Alex Grigsby is the assistant director of the Digital and Cyberspace Policy program at the Council on Foreign Relations.
Last week, four U.S. senators introduced the bipartisan Clarifying Lawful Overseas Use of Data Act, or CLOUD Act. As Andrew K. Woods and Peter Swire note in Lawfare, the bill aims to resolve two particularly thorny legal issues that have emerged as a result of the growth of global communication service providers, most of which are headquartered in the United States (think Facebook, Google, Microsoft, and Apple), and their ability to respond to government requests for user data. Although the bill ostensibly aims to help foreign countries obtain data to investigate local crimes, it could also make it easier for them to collect data from U.S. providers for intelligence purposes on targets anywhere in the world.
The first thorny issue the CLOUD Act aims to solve is whether the U.S. government can compel a U.S. provider to hand over data held outside of the United States--the critical question at issue in the Microsoft-Ireland case currently before the U.S. Supreme Court. The bill addresses it by allowing the U.S. government to obtain user data within the provider's "possession, custody, or control" irrespective of where the data is held, and gives the ability of platforms to push back on a request if complying with it would violate local laws or the targeted user was a U.S. person.
The second issue is that U.S. communications service providers are prohibited under U.S. law from responding directly to foreign law enforcement when they legally request user data related to an investigation, creating a situation whereby providers are forced to choose whether to comply with U.S. law or foreign law. The CLOUD Act addresses this by allowing U.S. providers to comply with foreign requests for user data provided the U.S. government has entered into an executive agreement with the requesting country.
I am not a lawyer and therefore ill qualified to assess whether the bill adequately addresses both issues. Some seem to think that it does, including the big tech companies. Others, particularly civil liberty advocacy groups, don't.
A big part of the rationale for the bill (and previous iterations of it) is that it addresses a major irritant for foreign law enforcement. For example, Facebook cannot provide the chat logs of two UK citizens who planned and executed a murder in London to local law enforcement without going through a mutual legal assistance process, whereby the U.S. Department of Justice obtains a court order on the United Kingdom's behalf ordering Facebook to comply with the original request. That process that can take upwards of ten months.
This approach simply does not scale to the thousands of foreign law enforcement investigations that may have a nexus with a U.S. provider--a Canadian terrorism suspect planning to blow up Parliament using Gmail to communicate; a domestic abuse victim in Germany being tormented over Apple's Messages; or a municipal bribery case in Italy where corrupt officials used Skype. In all of these cases, foreign law enforcement would need to enlist the help of the U.S. Department of Justice to compel the U.S. providers to turn over evidence even if the crime being investigated is wholly domestic. The CLOUD Act alleviates this problem through the executive agreements, making U.S. providers more responsive to foreign requests, helping them comply with local law, and easing the burden on Justice Department lawyers.
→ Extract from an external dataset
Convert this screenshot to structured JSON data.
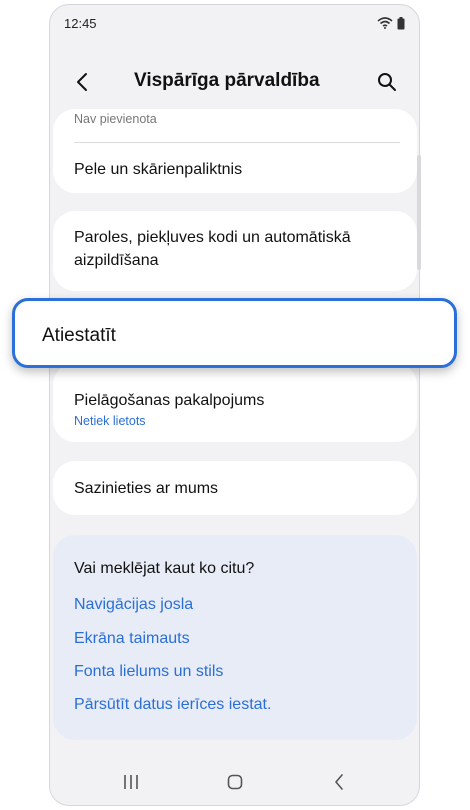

The U.S. government can only sign executive agreements with countries that have robust privacy and civil liberties protections outlined in the bill and agree to certain targeting limitations (i.e. a foreign government can't ask Facebook for the chat logs of a U.S. person). Additionally, foreign requests for data from U.S. providers under executive agreements must be particularized, based on credible facts, approved by a court or other independent authority, legal under the foreign country's domestic law, and cannot infringe free speech.
Interestingly, nothing in the bill seems to mandate that foreign requests for data be targeted at that foreign country's nationals. For example, if the United States signed an executive agreement with the United Kingdom, Facebook would be required to comply with a UK government request for the chat history of an Indian man living in Delhi involved in a terrorism financing network so long as the request was particularized, legal under UK law, overseen by a judge and meet all of the other requirements outlined above. The same would apply if GCHQ (the UK equivalent of the U.S. National Security Agency) asked Google for emails of a suspected Russian or Chinese intelligence officer based in Turkey.
Although the primary impetus for the bill was to ease the challenges of foreign law enforcement in investigating crime, it is also likely to have an intelligence collection function given the absence of a requirement for requests to be targeted at a country's citizens. To be sure, the United Kingdom would theoretically already have access to the Facebook chat history or Gmail accounts in the examples above either by compromising the accounts in question or through routine intelligence sharing with the United States through the Five Eyes network. However, that is most likely not the case with other countries with whom the United States does not have as close a relationship but who would be some of the first in line to want an executive agreement. France, Germany, the Netherlands, and other Western European NATO members come to mind.
The CLOUD Act's intelligence collection angle is not inherently problematic, though some are probably going to argue that it is. In fact, it might be preferable to have a foreign government ask a U.S. provider nicely for account data under an executive agreement rather than hacking into it to achieve the same result. In any case, U.S. communication service providers will want to staff up if the bill becomes law. They're going to be processing a lot more requests for data.